One of the things I like about being my age is that I am much less concerned with what people think of me. I used to be so self conscious and now I hardly worry at all.
I am back at the information centre to use the Internet but the staff continue talking to each other and I got the impression they are hoping I will walk straight back out again.
I wonder if they saw me coming and decided a red eyed, limp haired, less than fresh woman who is remembered for getting emotional over not getting a little peace, is worth avoiding. I am not surprised when they keep their distance. I think the staff assume I am still fragile and don’t want to upset me again. It’s a bonus because I get so much more done than I did on my last visit.

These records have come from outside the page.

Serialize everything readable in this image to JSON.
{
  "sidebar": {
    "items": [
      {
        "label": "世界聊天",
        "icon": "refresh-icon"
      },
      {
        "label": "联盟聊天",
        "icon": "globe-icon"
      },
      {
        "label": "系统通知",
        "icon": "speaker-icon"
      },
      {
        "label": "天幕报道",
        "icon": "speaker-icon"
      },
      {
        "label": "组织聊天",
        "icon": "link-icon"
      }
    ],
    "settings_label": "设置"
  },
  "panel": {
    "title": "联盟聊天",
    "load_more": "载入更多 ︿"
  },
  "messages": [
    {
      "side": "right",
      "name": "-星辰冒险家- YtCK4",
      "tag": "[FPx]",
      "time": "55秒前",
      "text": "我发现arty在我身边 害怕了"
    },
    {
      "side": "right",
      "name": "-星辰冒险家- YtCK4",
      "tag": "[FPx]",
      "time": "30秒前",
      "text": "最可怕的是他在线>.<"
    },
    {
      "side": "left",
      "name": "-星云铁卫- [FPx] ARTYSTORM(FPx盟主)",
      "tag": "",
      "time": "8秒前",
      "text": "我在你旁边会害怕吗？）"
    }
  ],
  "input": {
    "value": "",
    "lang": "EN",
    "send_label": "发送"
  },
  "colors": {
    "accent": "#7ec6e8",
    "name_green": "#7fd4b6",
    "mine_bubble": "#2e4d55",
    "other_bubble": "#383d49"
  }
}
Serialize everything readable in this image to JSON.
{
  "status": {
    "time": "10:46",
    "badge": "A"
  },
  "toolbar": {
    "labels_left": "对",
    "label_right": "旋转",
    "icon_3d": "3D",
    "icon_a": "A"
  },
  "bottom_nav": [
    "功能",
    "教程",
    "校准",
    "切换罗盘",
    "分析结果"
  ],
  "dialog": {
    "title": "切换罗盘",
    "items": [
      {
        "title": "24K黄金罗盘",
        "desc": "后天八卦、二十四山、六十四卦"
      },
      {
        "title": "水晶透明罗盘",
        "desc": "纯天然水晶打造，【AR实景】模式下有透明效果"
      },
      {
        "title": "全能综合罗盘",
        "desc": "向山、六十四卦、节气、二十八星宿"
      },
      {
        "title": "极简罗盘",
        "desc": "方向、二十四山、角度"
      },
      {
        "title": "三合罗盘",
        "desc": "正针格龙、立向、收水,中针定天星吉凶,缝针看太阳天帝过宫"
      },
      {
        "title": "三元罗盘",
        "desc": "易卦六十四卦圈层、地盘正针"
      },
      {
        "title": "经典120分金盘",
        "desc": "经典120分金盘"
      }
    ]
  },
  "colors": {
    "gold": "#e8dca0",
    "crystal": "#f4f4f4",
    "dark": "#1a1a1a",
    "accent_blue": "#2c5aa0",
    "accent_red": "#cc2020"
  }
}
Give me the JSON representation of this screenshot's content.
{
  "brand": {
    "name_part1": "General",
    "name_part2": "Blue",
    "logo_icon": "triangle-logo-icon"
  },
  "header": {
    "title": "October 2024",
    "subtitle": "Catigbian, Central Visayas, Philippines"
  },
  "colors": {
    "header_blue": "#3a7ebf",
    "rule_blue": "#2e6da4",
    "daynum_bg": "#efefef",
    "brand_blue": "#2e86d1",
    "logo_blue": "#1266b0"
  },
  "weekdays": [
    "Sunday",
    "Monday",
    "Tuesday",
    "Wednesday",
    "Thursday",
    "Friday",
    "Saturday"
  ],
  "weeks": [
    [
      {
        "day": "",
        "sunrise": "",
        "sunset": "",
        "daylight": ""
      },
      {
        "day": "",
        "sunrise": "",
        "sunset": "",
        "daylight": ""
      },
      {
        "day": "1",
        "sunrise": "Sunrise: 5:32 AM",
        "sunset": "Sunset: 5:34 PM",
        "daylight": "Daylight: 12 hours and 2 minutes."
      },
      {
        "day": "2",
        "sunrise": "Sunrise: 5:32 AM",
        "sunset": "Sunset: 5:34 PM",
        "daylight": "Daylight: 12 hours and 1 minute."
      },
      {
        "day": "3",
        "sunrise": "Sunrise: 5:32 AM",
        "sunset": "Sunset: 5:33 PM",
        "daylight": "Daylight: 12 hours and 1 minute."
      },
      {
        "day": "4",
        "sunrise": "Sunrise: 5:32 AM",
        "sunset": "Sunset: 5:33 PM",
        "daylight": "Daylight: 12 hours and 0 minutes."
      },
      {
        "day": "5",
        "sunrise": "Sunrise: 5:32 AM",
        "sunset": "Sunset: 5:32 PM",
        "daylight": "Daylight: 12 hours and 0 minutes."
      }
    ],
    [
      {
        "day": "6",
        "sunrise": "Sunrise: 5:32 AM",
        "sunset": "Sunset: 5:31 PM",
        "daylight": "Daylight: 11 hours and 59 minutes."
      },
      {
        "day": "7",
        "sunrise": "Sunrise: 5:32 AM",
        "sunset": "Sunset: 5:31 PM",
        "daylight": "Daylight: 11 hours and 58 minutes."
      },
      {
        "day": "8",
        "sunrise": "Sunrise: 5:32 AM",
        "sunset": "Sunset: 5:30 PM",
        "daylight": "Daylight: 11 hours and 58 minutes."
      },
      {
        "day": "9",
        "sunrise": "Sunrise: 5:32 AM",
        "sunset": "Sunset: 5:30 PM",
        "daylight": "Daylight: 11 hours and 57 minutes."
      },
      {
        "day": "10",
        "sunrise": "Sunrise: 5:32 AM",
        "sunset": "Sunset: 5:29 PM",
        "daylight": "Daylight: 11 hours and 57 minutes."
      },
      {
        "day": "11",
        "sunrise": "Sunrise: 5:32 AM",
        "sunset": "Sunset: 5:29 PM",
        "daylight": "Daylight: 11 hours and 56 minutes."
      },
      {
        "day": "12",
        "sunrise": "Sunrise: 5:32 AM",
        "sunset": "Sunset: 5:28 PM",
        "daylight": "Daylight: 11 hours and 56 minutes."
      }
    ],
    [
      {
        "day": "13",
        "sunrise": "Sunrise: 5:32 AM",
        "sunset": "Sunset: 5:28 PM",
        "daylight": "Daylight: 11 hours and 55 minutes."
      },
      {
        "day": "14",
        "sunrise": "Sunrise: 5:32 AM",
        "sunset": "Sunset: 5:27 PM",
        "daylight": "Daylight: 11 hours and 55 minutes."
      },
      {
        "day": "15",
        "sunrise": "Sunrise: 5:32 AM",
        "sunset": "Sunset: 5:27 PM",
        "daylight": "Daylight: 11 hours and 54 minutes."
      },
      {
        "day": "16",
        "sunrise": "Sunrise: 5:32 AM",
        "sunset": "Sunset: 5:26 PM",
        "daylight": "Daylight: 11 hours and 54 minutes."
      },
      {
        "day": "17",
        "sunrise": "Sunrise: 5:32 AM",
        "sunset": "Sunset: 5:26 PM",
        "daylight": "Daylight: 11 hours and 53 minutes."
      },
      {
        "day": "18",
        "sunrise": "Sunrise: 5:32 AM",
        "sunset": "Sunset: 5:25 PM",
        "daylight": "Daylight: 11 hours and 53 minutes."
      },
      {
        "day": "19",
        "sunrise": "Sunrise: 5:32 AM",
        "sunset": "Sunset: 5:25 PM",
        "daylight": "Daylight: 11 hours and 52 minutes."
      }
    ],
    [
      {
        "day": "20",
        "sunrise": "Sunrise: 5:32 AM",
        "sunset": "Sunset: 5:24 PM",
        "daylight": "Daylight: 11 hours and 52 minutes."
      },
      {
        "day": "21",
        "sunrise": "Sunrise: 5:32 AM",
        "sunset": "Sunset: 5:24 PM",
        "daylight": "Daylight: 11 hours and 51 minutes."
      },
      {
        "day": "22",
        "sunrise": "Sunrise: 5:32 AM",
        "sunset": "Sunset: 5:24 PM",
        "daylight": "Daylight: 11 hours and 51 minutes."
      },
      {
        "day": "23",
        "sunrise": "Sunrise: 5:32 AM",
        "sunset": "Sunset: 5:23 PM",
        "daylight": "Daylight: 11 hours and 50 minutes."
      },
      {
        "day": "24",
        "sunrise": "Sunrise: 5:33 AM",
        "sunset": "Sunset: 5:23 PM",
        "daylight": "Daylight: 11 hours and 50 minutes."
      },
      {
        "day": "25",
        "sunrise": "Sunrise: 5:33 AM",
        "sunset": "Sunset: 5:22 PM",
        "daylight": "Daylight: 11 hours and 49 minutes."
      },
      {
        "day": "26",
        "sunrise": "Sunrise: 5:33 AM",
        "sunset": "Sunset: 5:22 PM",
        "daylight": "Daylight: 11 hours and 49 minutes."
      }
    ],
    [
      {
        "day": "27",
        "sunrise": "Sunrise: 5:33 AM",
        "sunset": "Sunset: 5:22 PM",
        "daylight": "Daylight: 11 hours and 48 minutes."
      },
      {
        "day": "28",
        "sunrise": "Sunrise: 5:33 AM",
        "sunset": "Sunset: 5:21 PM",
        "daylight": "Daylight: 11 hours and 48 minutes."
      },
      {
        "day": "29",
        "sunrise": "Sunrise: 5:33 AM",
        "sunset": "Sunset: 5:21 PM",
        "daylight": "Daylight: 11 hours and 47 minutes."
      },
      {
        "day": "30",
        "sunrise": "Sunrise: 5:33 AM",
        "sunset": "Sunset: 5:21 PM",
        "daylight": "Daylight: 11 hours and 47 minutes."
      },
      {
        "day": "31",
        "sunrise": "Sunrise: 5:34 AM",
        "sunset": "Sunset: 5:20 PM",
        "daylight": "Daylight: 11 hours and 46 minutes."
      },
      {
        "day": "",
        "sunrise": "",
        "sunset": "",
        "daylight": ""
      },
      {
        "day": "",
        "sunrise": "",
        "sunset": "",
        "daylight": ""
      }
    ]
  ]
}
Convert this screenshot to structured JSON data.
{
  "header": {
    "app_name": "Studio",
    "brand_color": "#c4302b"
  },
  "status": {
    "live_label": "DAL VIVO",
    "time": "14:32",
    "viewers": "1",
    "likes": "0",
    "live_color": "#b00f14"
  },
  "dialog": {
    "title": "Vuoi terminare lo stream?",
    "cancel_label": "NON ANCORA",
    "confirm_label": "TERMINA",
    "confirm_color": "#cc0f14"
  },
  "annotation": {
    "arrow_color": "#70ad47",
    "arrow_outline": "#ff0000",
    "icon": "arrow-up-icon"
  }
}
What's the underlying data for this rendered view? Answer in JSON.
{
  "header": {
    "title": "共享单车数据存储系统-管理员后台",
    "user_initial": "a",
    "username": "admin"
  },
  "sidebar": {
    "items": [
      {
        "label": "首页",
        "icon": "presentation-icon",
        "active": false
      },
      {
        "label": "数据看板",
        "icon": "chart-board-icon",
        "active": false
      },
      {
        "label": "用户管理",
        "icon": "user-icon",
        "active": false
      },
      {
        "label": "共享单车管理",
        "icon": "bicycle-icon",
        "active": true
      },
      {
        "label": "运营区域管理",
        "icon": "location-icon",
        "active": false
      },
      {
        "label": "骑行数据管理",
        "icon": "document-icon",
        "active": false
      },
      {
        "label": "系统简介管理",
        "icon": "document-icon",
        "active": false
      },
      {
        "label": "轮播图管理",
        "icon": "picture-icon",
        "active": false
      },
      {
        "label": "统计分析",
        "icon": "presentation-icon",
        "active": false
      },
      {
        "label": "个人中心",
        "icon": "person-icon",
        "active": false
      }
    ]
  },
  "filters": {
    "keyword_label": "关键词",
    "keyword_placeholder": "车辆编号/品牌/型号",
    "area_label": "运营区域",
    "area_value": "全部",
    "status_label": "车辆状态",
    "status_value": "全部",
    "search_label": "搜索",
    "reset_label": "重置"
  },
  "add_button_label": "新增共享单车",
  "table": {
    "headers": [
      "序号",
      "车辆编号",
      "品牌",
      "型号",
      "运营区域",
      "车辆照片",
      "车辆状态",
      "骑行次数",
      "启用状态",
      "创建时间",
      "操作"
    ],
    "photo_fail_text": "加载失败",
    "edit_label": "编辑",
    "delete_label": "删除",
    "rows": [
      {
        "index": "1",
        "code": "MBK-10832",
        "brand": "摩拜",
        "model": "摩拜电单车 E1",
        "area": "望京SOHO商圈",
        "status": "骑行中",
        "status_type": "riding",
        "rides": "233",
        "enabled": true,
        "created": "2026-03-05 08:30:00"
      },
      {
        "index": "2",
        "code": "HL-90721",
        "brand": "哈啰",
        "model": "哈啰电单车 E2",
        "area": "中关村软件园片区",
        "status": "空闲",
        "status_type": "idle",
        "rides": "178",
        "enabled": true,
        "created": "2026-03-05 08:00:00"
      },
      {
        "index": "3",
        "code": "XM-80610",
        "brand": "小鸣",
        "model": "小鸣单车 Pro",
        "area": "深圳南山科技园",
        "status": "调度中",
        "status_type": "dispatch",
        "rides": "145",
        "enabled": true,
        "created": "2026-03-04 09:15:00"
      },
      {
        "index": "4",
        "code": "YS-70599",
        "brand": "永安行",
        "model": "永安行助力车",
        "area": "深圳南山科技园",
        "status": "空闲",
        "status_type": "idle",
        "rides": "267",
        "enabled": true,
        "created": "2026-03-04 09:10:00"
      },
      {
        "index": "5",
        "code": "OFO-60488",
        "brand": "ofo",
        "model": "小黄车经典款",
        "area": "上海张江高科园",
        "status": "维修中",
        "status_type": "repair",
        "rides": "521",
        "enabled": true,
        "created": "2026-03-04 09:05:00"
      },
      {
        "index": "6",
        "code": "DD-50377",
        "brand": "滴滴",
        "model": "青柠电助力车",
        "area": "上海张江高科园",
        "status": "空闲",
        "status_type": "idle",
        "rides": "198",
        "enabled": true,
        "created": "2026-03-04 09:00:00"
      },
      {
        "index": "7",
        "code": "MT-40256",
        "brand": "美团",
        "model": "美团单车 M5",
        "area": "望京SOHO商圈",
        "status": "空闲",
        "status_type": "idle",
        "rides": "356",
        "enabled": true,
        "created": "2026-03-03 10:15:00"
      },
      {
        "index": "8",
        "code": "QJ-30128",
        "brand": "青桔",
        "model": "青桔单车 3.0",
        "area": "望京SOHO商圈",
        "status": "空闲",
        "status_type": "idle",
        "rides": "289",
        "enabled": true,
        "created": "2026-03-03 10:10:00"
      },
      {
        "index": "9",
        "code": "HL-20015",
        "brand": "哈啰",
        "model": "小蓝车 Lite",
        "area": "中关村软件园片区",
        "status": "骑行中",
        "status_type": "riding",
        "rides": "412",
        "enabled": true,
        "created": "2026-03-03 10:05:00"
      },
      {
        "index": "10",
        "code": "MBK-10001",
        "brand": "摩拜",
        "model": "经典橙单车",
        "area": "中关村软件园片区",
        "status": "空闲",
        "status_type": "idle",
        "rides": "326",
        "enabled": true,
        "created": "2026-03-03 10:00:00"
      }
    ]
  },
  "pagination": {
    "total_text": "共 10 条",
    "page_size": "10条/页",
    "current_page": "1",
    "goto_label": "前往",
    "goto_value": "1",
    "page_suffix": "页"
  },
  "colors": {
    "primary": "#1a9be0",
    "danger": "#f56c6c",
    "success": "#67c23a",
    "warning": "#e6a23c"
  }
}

On my way home, I am proud of myself. I have to use the lowest of low gears that most people reserve for an iron man event, but I stay on the bike longer and cycle up some of the shorter inclines. I lurch along, bent under the weight of a backpack full to bursting with a few essential groceries, and a shopping bag slung beneath the cross bar of my too big boys bike. It keeps getting in the way as I pedal giving me a bandy look, with my knees out wide.
There are no footpaths here on the country road and the edge of the road is a slippery scary place. I stick as close as I can to the edge and cars tend to give me a wide berth.
I do my best to look competent and in control as I walk up the hills so people won’t stop and ask if I want a lift and I love the downhill runs. I pick up a bit of speed and the wind in my hair reminds me ever so slightly of being on my motorbike. It is a small thrill, especially as there is an element of risk. I have the world’s noisiest bike brakes and they sound quite similar to truck engine breaks. I am reluctant to use them in a built up area. If I have to stop in a hurry, I might just have to jump ship and let the bike go.
I get home just as the sun fades into its usual beautiful golden orange glow along the horizon.
Taking off the backpack is like removing an anvil from my shoulders. I feel so light as I spend the last of the daylight feeding the dog and the pony and, as it hasn’t rained since I arrived, giving the garden a really good soaking.
That night it rains … and rains … all night, and all the next day. Isn’t that what always happens when you water the garden?